Uno degli obbiettivi che Scarcia si era prefissato di raggiungere nel campo degli studi islamici, forse quello di cui ha sentito maggiormente la responsabilità, non è dunque stato ancora conseguito appieno, e non certo per suo demerito. Le poche pagine che precedono, pur nella loro stringata inadeguatezza, mi sembra dimostrino a sufficienza come il suo contributo all'islamistica sia stato chiarificatore e decisivo. Ma probabilmente, ancor più che uno scritto celebrativo, l'omaggio migliore da fargli è la promessa, per quanto poco conti, di persistere tenacemente anche noi negli scopi che gli stanno a cuore.


1 G. Scarcia, L'Islam non Arabo, in Ulisse, XXXI (1977), pp. 42-50.

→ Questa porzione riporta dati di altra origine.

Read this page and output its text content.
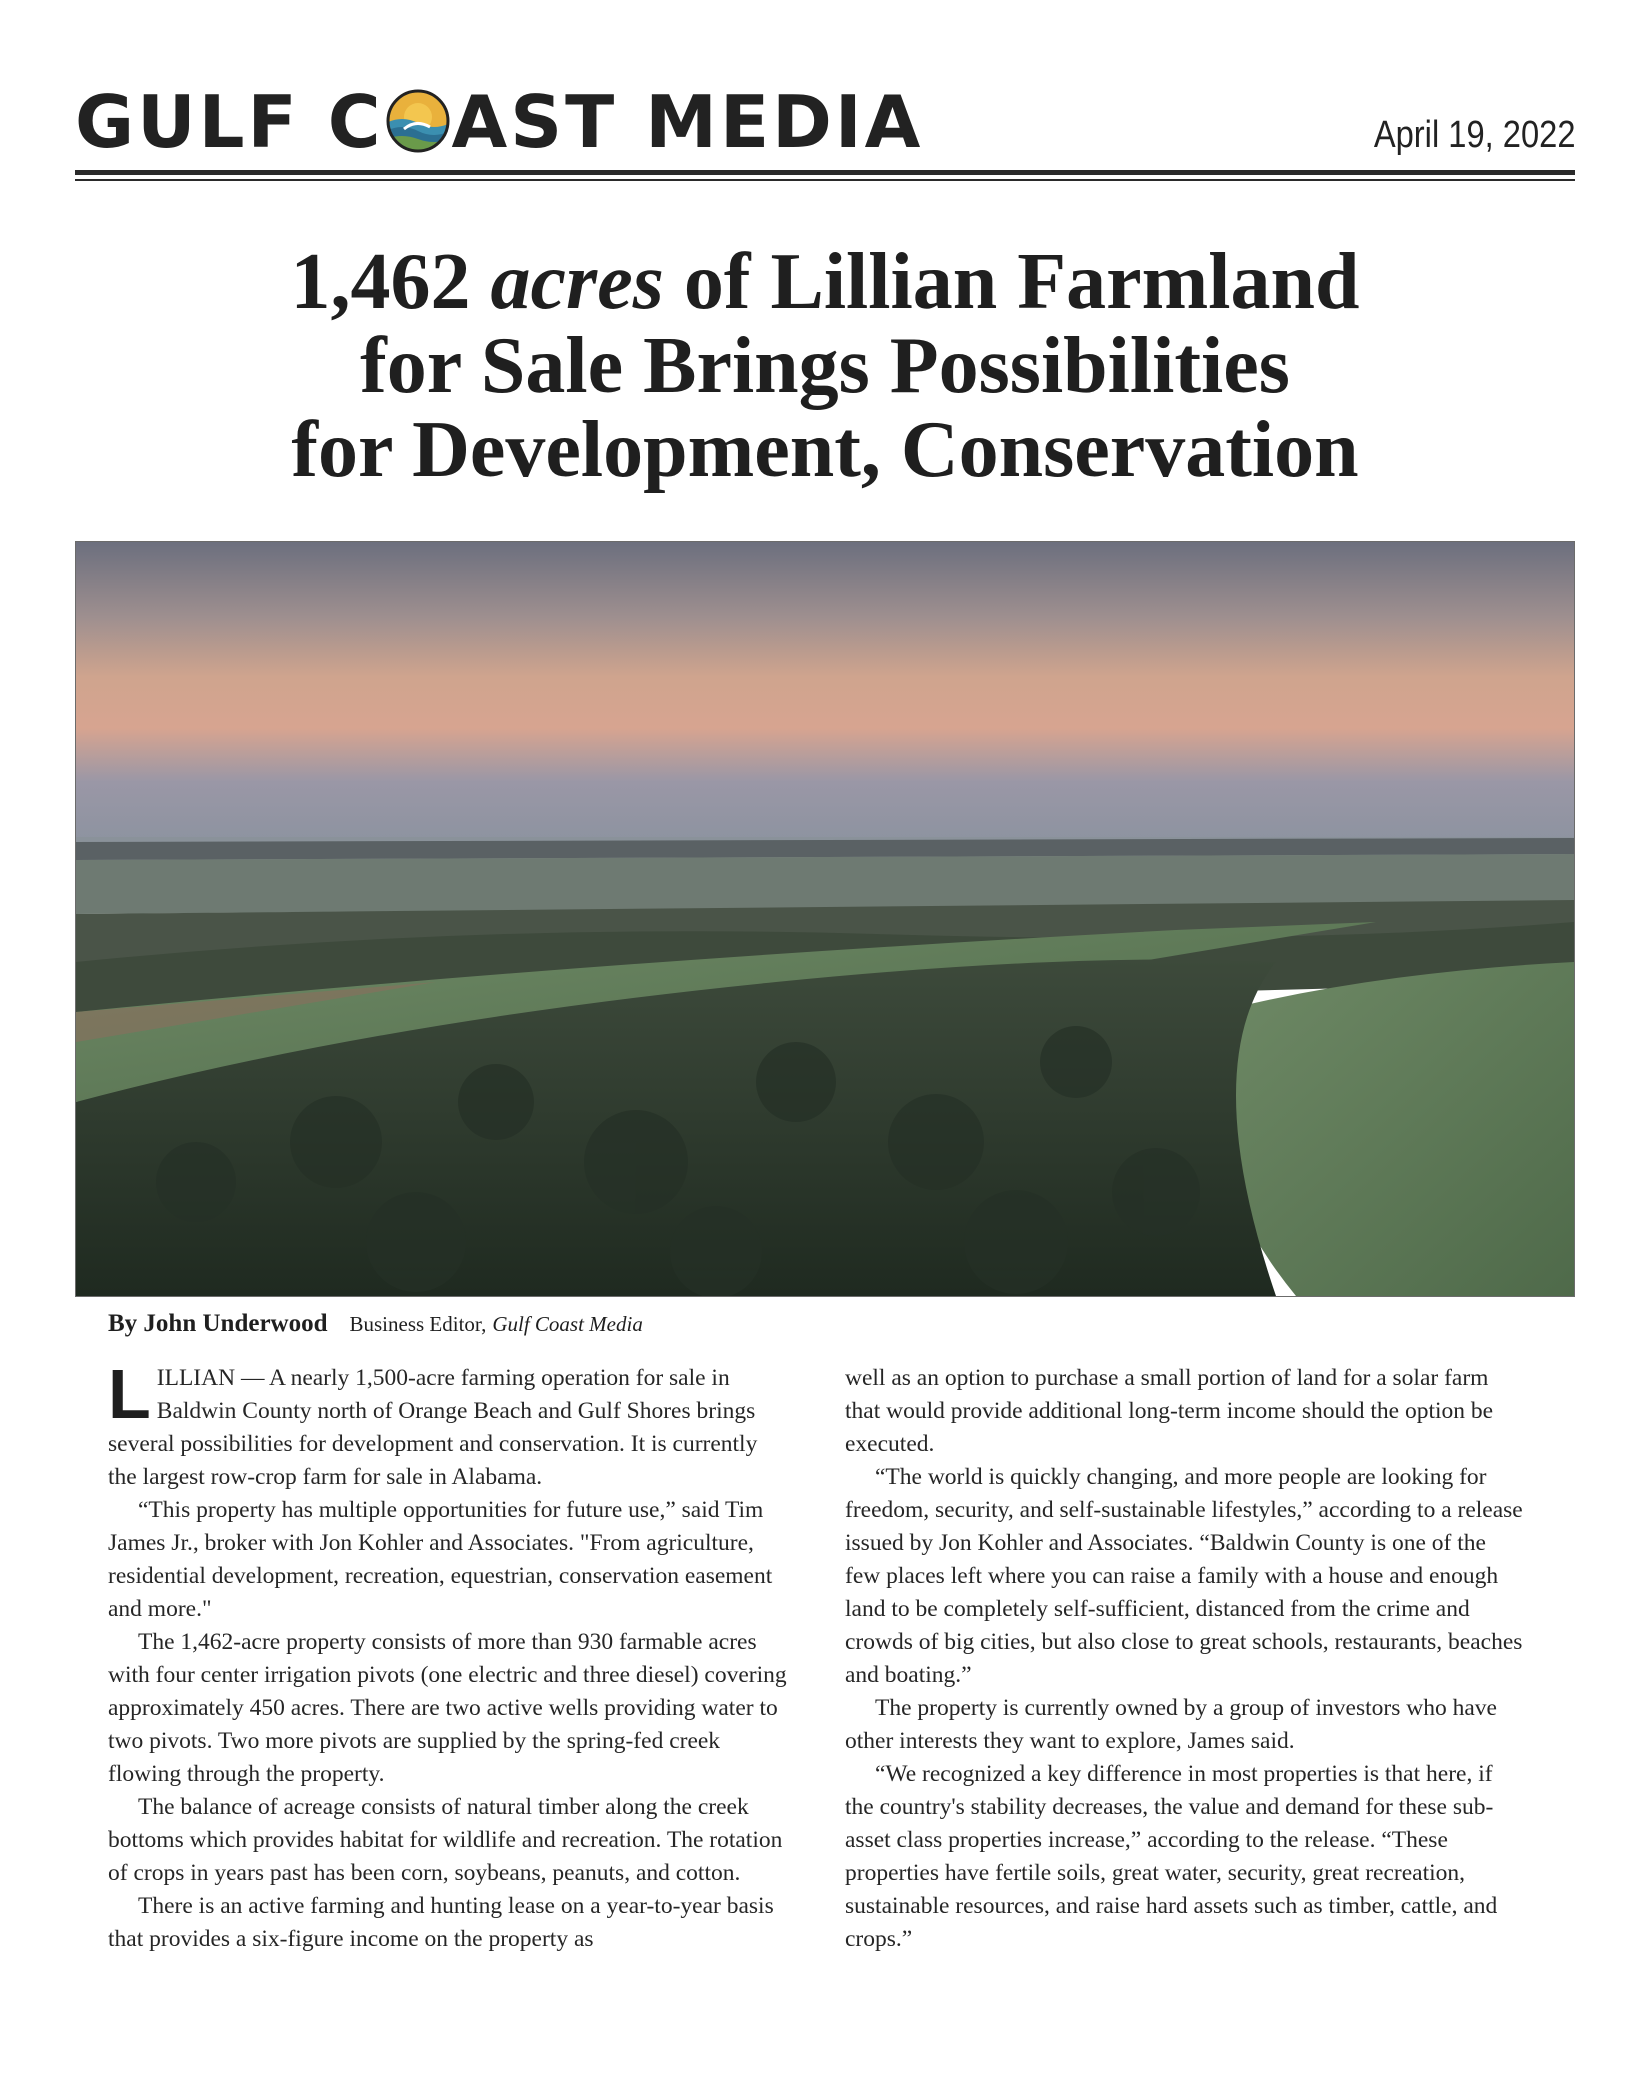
GULF C AST MEDIA	April 19, 2022
1,462 acres of Lillian Farmland
for Sale Brings Possibilities
for Development, Conservation
By John Underwood Business Editor, Gulf Coast Media

LILLIAN — A nearly 1,500-acre farming operation for sale in Baldwin County north of Orange Beach and Gulf Shores brings several possibilities for development and conservation. It is currently the largest row-crop farm for sale in Alabama.

“This property has multiple opportunities for future use,” said Tim James Jr., broker with Jon Kohler and Associates. "From agriculture, residential development, recreation, equestrian, conservation easement and more."

The 1,462-acre property consists of more than 930 farmable acres with four center irrigation pivots (one electric and three diesel) covering approximately 450 acres. There are two active wells providing water to two pivots. Two more pivots are supplied by the spring-fed creek flowing through the property.

The balance of acreage consists of natural timber along the creek bottoms which provides habitat for wildlife and recreation. The rotation of crops in years past has been corn, soybeans, peanuts, and cotton.

There is an active farming and hunting lease on a year-to-year basis that provides a six-figure income on the property as

well as an option to purchase a small portion of land for a solar farm that would provide additional long-term income should the option be executed.

“The world is quickly changing, and more people are looking for freedom, security, and self-sustainable lifestyles,” according to a release issued by Jon Kohler and Associates. “Baldwin County is one of the few places left where you can raise a family with a house and enough land to be completely self-sufficient, distanced from the crime and crowds of big cities, but also close to great schools, restaurants, beaches and boating.”

The property is currently owned by a group of investors who have other interests they want to explore, James said.

“We recognized a key difference in most properties is that here, if the country's stability decreases, the value and demand for these sub-asset class properties increase,” according to the release. “These properties have fertile soils, great water, security, great recreation, sustainable resources, and raise hard assets such as timber, cattle, and crops.”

2 G. Scarcia, L'eresia musulmana nella problematica storico-religiosa, in Studi e Materiali di Storia delle Religioni, XXXIII, 1 (1962), pp. 63-97.

3 G. Scarcia, Islamistica e Persianologia in Italia, in Annali della Facoltà di Lingue e Letterature Straniere di Ca' Foscari, XI, 3 (1972), p.149.

4 G. Scarcia, La prospettiva islamica, in Il volto della Gorgone. La morte e i suoi significati, Bruno Mondadori, Milano 2001, pp. 108-122.